News/Research

Alum Stuart Geiger on Computational Ethnography at the University of Maryland

02 Mar, 2018

Alum Stuart Geiger on Computational Ethnography at the University of Maryland

Geiger presented "Computational Ethnography and the Ethnography of Computation: The Case for Context" to the University of Maryland's iSchool on February 26th. Geiger currently studies the infrastructures and institutions that support the production of knowledge at Cal's Institute for Data Science. While at Cal, he investigated the governance and moderation of Wikipedia and Twitter, focusing on the social and organizational roles of algorithmic systems. Geiger is also a founding member of UC-Berkeley’s cross-departmental working groups on Data Science Studies, Algorithms in Culture, and Algorithmic Opacity & Fairness.

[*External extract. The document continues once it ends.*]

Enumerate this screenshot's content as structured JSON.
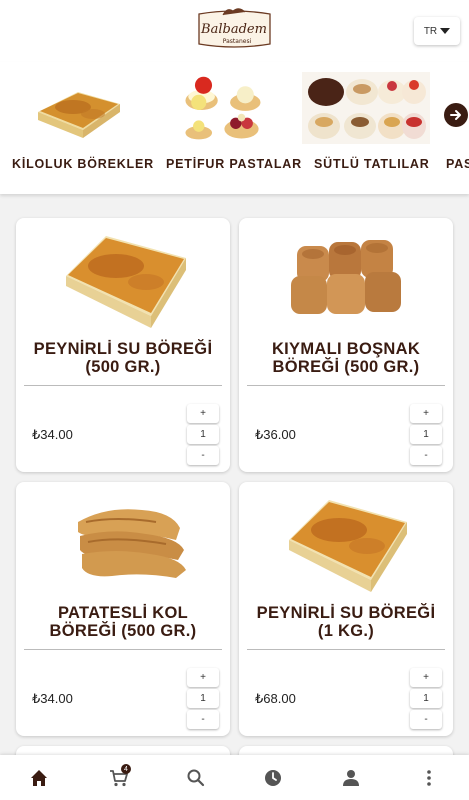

From the event description:

The collection, curation, and analysis of data has always been as social as it is technical. As the statistical techniques and computational infrastructures of artificial intelligence and data science rapidly develop, we must continue to ground our understandings of data in context, drawing on the lived experiences of people who give that data meaning. But how do we bring human-centered perspectives and cultural contexts to data-intensive, highly-automated algorithmic decision-making? In this talk, I define and discuss two ways of thinking about ethnographic methods in relation to computer, information, and data science, then discuss how my research into various knowledge infrastructures and user-generated content platforms relates to both. Computational ethnography and the ethnography of computation bring key insights and collaborations to many classic and contemporary issues about information systems as socio-technical systems, letting us attend to data, information, and knowledge as it exists in particular organizational, institutional, social, cultural, economic, and political contexts.